In the history of Assyria, Limmu was an Assyrian eponym (a person after whom something is named). At the beginning of the reign of an Assyrian king, the limmu, an appointed royal official, would preside over the New Year festival at the capital. Each year a new limmu would be chosen. Although picked by lot, there was most likely a limited group, such as the men of the most prominent families or perhaps members of the city assembly. The Assyrians used the name of the limmu for that year to designate the year on official documents. Lists of limmus have been found and reconstructed accounting for every year between 858 BC - 699 BC and 1964 BC - 1710 BC. The older list has been named Revised Eponym List (REL), after new clay tablets were discovered in Kültepe (ancient Kanesh) adding more names to the list.
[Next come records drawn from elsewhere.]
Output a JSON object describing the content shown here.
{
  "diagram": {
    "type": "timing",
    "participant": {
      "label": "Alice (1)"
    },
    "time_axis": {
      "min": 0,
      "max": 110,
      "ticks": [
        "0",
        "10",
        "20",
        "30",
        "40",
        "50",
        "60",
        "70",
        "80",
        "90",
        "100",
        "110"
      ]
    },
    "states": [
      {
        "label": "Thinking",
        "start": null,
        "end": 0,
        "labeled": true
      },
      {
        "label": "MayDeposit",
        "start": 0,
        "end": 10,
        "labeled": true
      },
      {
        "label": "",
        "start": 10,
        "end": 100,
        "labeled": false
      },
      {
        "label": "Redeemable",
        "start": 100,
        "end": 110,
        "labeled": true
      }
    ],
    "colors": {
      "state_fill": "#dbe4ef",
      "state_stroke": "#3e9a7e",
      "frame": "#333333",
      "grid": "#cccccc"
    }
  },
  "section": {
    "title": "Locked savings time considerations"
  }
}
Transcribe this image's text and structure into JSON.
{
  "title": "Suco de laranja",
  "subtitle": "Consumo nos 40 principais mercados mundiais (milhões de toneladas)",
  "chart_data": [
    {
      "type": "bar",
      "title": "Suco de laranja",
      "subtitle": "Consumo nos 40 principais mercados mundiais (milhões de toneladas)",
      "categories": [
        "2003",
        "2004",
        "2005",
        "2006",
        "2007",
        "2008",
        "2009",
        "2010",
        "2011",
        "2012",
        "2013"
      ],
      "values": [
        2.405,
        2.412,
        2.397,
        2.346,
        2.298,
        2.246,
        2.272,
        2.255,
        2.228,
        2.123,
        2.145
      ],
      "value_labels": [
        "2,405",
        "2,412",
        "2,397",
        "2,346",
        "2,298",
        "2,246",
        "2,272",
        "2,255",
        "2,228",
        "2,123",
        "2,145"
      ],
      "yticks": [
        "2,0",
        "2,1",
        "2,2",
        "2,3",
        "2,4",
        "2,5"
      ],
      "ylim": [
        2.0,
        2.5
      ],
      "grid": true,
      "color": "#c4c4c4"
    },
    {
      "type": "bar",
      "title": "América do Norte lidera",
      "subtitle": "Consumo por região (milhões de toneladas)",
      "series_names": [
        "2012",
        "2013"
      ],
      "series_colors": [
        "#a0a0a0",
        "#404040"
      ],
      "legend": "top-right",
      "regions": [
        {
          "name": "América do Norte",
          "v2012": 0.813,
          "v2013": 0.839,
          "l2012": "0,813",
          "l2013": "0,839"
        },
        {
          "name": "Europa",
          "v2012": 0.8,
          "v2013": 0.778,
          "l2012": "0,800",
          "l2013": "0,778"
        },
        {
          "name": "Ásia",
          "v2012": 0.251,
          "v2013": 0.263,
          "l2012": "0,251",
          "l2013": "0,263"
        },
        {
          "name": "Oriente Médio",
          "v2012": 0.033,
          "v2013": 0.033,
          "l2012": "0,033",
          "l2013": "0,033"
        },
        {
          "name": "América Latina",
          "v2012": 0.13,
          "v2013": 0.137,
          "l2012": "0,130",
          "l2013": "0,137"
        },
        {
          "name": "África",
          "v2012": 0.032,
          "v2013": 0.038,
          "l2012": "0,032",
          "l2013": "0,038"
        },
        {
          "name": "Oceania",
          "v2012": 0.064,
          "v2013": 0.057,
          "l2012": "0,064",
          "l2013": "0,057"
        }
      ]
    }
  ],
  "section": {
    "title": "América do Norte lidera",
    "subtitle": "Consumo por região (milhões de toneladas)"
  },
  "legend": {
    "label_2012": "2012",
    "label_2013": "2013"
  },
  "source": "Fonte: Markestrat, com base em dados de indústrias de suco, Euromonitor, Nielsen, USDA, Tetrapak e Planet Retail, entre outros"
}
During the Old Assyrian period, the king himself was never the limmum, as it was called in their language. In the Middle Assyrian and Neo-Assyrian periods, however, the king could take this office.

==Dating Methods==

The chronology is based on the timeline of the destruction of the trading post at Kültepe, which was destroyed after REL 138 and REl 141, which was roughly contemporaneous with the construction of the nearby palace of King Waršama. This dating is corroborated by the solar eclipse recorded in REL 127, identified as the eclipse of 24 March 1838 BC.